Hello everyone,
I'm currently converting some simple normal image processing functions to NEON functions for increase in performance. However, when I try with a simple one, the output image is not the same as the original image:
static void foo_neon( unsigned char* dst, const unsigned char* src, int xs, int ys) { int i,j; uint8x16_t vectA, vectB, vectC; for(i=0;i<=ys/2-1;i++) { for(j=0;j<=xs/2-1;j+=16) { vectA = vshrq_n_u8(vld1q_u8(&src[(i*2)*xs+(j*2)]), 1); vectB = vshrq_n_u8(vld1q_u8(&src[(i*2)*xs+(j*2+1)]), 1); vectC = vhaddq_u8(vectA, vectB); vst1q_u8(&dst[i*(xs/2)+j], vectC); } } } static void foo( unsigned char* dst, const unsigned char* src, int xs, int ys) { int i,j; for(i=ys/2-1;i>=0;i--) { for(j=xs/2-1;j>=0;j--) dst[i*(xs/2)+j] =(unsigned char)((src[(i*2)*xs+(j*2)]+ src[(i*2)*xs+(j*2+1)])/2); } }
This code takes the input image buffer (RAW format), do some simple processings and output to another image buffer. The xs is width and ys is height of the image.

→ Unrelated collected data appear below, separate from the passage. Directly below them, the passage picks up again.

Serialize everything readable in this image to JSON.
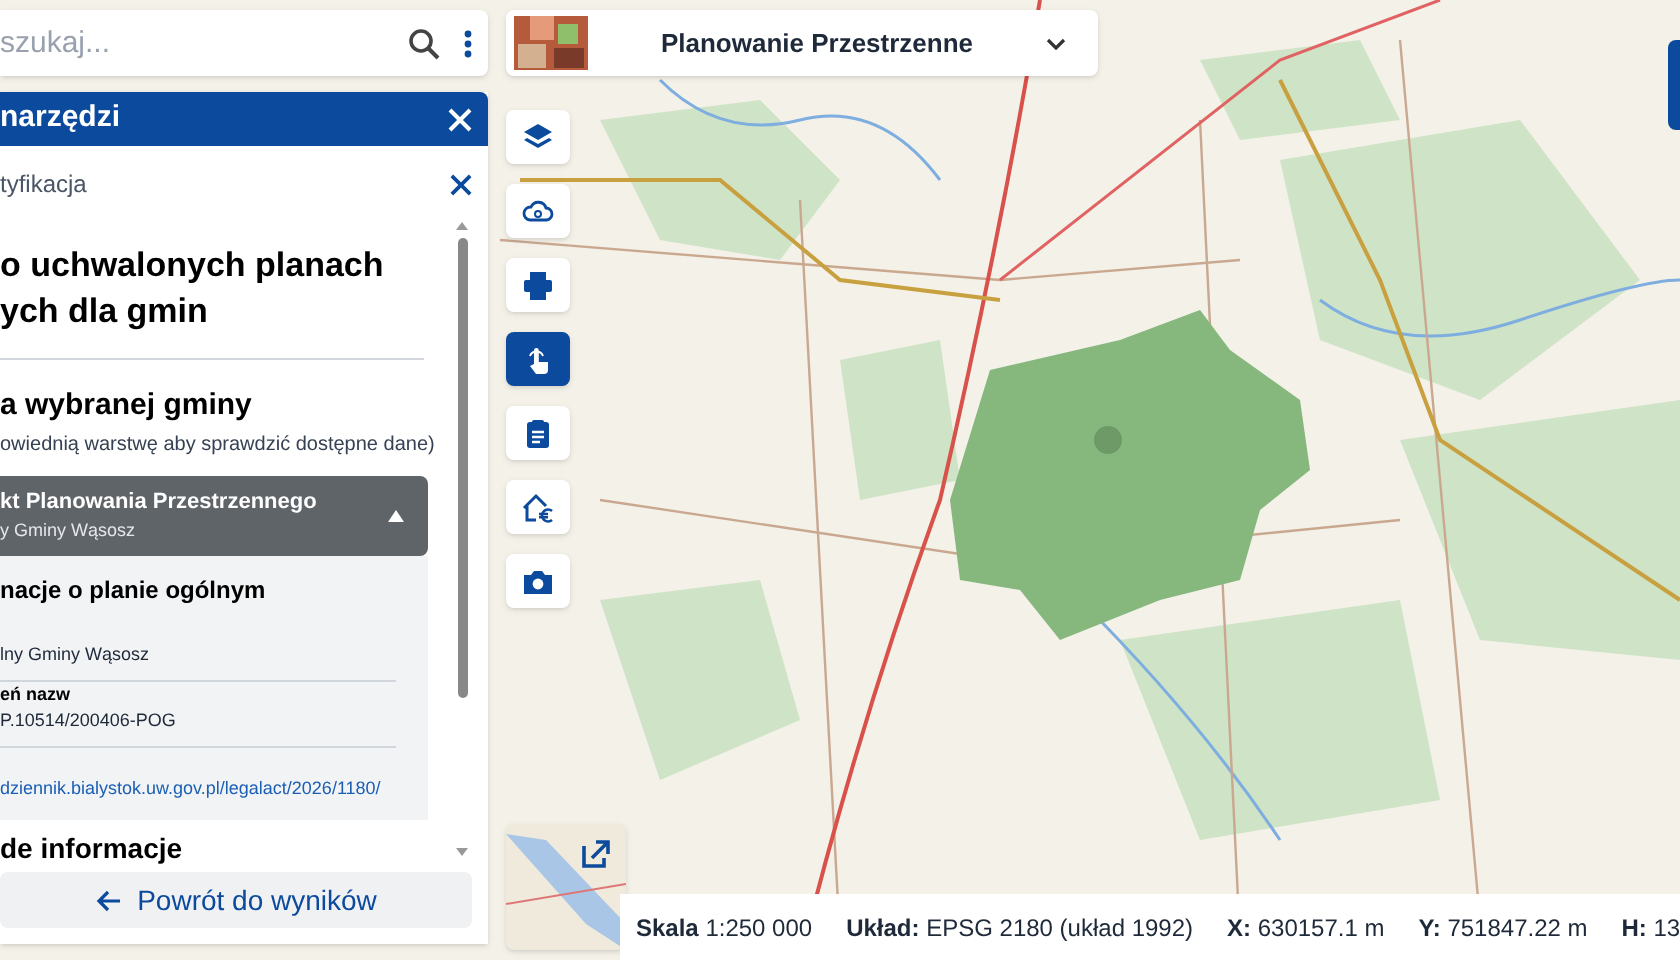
{
  "search": {
    "placeholder": "szukaj..."
  },
  "panel": {
    "title": "narzędzi",
    "subheader": "tyfikacja",
    "heading": [
      "o uchwalonych planach",
      "ych dla gmin"
    ],
    "section_title": "a wybranej gminy",
    "section_hint": "owiednią warstwę aby sprawdzić dostępne dane)",
    "accordion": {
      "title": "kt Planowania Przestrzennego",
      "subtitle": "y Gminy Wąsosz",
      "expanded": true,
      "content_title": "nacje o planie ogólnym",
      "fields": [
        {
          "kind": "text",
          "value": "lny Gminy Wąsosz"
        },
        {
          "kind": "text",
          "label": "eń nazw",
          "value": "P.10514/200406-POG"
        },
        {
          "kind": "link",
          "value": "dziennik.bialystok.uw.gov.pl/legalact/2026/1180/"
        }
      ]
    },
    "next_section": "de informacje",
    "back_button": "Powrót do wyników"
  },
  "layer_selector": {
    "label": "Planowanie Przestrzenne"
  },
  "tools": [
    {
      "selected": false
    },
    {
      "selected": false
    },
    {
      "selected": false
    },
    {
      "selected": true
    },
    {
      "selected": false
    },
    {
      "selected": false
    },
    {
      "selected": false
    }
  ],
  "status_bar": [
    {
      "label": "Skala",
      "value": "1:250 000"
    },
    {
      "label": "Układ:",
      "value": "EPSG 2180 (układ 1992)"
    },
    {
      "label": "X:",
      "value": "630157.1 m"
    },
    {
      "label": "Y:",
      "value": "751847.22 m"
    },
    {
      "label": "H:",
      "value": "13"
    }
  ]
}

Is there something wrong with the conversion to NEON or not? From what I see, there is nothing wrong. The only thing I can doubt about is that there may be some saturation when I add and then halve the result in NEON. However, I really need your help to clarify it for me.
Thank you.
Ah problem solved. It turns out that the bug is in src[ ... + (2*j)] . In NEON function, I load 8 adjacent elements instead of "take one ignore one".